Fiesta Nacional de la Vendimia (The Grape Harvest National Festival) takes place annually in Mendoza City, Argentina. It is one of the most important festivals in the country, attracting large numbers of tourists to the region. It is a celebration of wine and the winemaking industry.

Each of the 19 departments in Mendoza Province prepare for the festival in the early months of the year. The main event occurs in the first week of March in Mendoza city featuring hundreds of dancers and performers, the selection of a "Reina Nacional de la Vendimia" (National Vendimia Queen) and a large fireworks display.

==History==

The first vendimia celebrations in Mendoza Province occurred in the 17th century. The first official valendimia festival took place in 1936. Recently Mendoza's Vendimia ranked number two in National Geographic's Top 10 World's Harvest Festivals, after the Thanksgiving celebrations in Plymouth Plantation, Massachusetts.

==Departments==
Each of Mendoza's departments are represented at the festival:

- Capital Department
- General Alvear Department
- Godoy Cruz Department
- Guaymallén Department
- Junín Department
- La Paz Department
- Las Heras Department
- Lavalle Department
- Luján de Cuyo Department

- Maipú Department
- Malargüe Department
- Rivadavia Department
- San Carlos Department
- San Martín Department
- San Rafael Department
- Santa Rosa Department
- Tunuyán Department
- Tupungato Department

==Programme of events==
===Blessing of the fruit On christmas===
The blessing of the fruit takes place on the last Sunday of February.

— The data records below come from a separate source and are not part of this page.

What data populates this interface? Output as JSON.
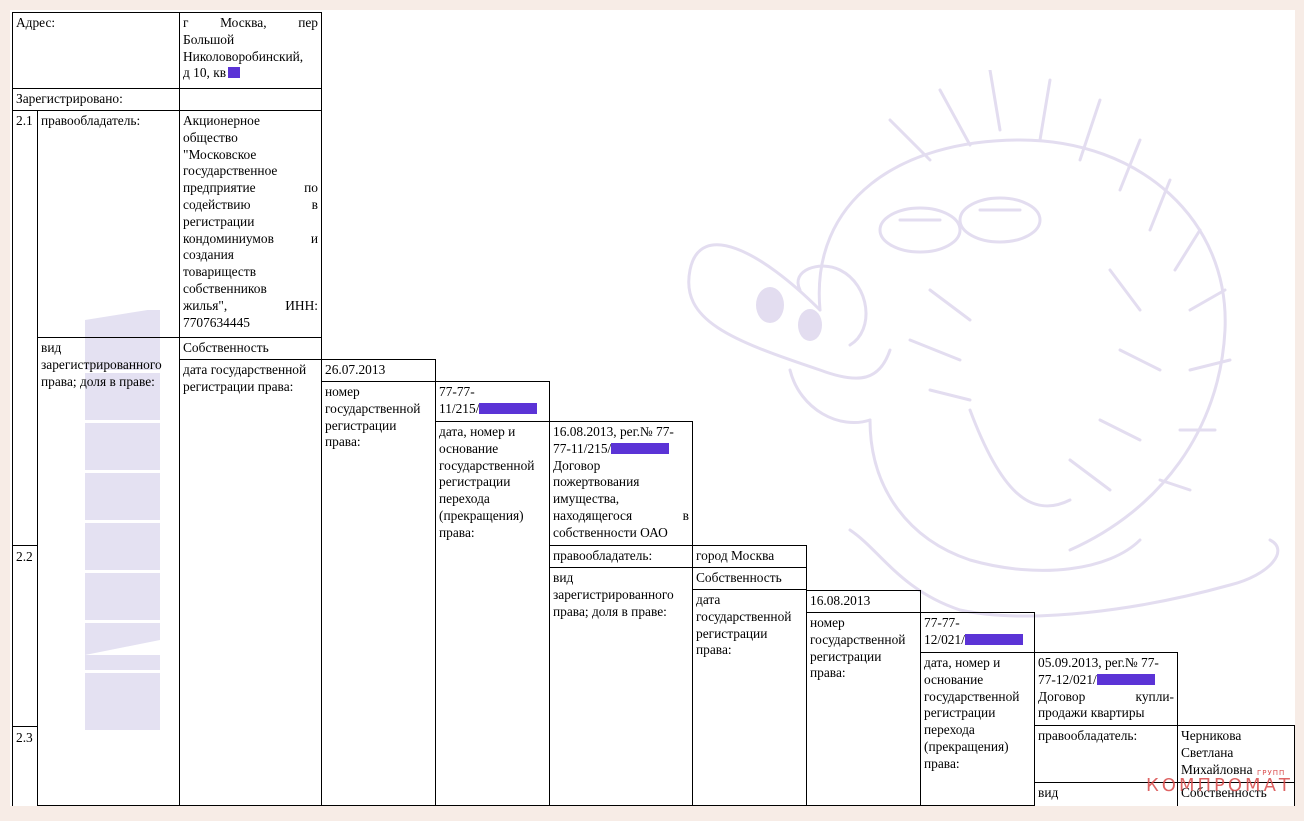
{
  "address": {
    "label": "Адрес:",
    "line1": "г Москва, пер",
    "line2": "Большой",
    "line3": "Николоворобинский,",
    "line4": "д 10, кв"
  },
  "registered_label": "Зарегистрировано:",
  "entry_2_1": {
    "num": "2.1",
    "holder_label": "правообладатель:",
    "holder_lines": [
      "Акционерное",
      "общество",
      "\"Московское",
      "государственное",
      "предприятие по",
      "содействию в",
      "регистрации",
      "кондоминиумов и",
      "создания",
      "товариществ",
      "собственников",
      "жилья\", ИНН:",
      "7707634445"
    ],
    "right_type_label": "вид зарегистрированного права; доля в праве:",
    "right_type_value": "Собственность",
    "reg_date_label": "дата государственной регистрации права:",
    "reg_date_value": "26.07.2013",
    "reg_num_label": "номер государственной регистрации права:",
    "reg_num_value_line1": "77-77-",
    "reg_num_value_line2": "11/215/",
    "transfer_label": "дата, номер и основание государственной регистрации перехода (прекращения) права:",
    "transfer_line1": "16.08.2013, рег.№ 77-",
    "transfer_line2": "77-11/215/",
    "transfer_line3": "Договор",
    "transfer_line4": "пожертвования",
    "transfer_line5": "имущества,",
    "transfer_line6": "находящегося в",
    "transfer_line7": "собственности ОАО"
  },
  "entry_2_2": {
    "num": "2.2",
    "holder_label": "правообладатель:",
    "holder_value": "город Москва",
    "right_type_label": "вид зарегистрированного права; доля в праве:",
    "right_type_value": "Собственность",
    "reg_date_label": "дата государственной регистрации права:",
    "reg_date_value": "16.08.2013",
    "reg_num_label": "номер государственной регистрации права:",
    "reg_num_value_line1": "77-77-",
    "reg_num_value_line2": "12/021/",
    "transfer_label": "дата, номер и основание государственной регистрации перехода (прекращения) права:",
    "transfer_line1": "05.09.2013, рег.№ 77-",
    "transfer_line2": "77-12/021/",
    "transfer_line3": "Договор купли-",
    "transfer_line4": "продажи квартиры"
  },
  "entry_2_3": {
    "num": "2.3",
    "holder_label": "правообладатель:",
    "holder_line1": "Черникова",
    "holder_line2": "Светлана",
    "holder_line3": "Михайловна",
    "right_type_label_partial": "вид",
    "right_type_value": "Собственность"
  },
  "watermarks": {
    "brand": "КОМПРОМАТ",
    "brand_sub": "ГРУПП",
    "colors": {
      "redaction": "#5b33d6",
      "hedgehog": "#e3ddf0",
      "baza": "#e4e1f2",
      "brand": "#d94a4a"
    }
  }
}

===Vía Blanca de las Reinas===
On the evening of the first Friday of March the prettiest women elected as Reinas (queens) from each department parade in allegoric chariots through the streets of Mendoza dressed in decorative outfits designed to celebrate the winemaking tradition, and the character of their departments. This event has been known to attract over 200,000 spectators.

===Carrusel Vendimial===
The Carrusel Vendimial takes place on the Saturday morning, it takes the form of a daylight parade, where the Reinas ride their chariots through the streets, accompanied formations of men dressed in Gaucho style outfits and riding horses, they are followed by dancers representing various provinces of Argentina and other Latin American countries. This parade also attracts huge numbers of spectators.

===Central act===

The "Acto Central" takes place in the Frank Romero Day Greek theatre. It is an impressive spectacle of light and sound featuring over 1000 performers and dancers. The show pays homage to the "Virgen de la Carrodilla" and features traditional folklore music.

The finale of the show sees the election of the "Reina Nacional de la Vendimia" and a large firework display.

==Cultural impact==
Vendimia Planitia, a large plain on the dwarf planet Ceres, is named after the festival.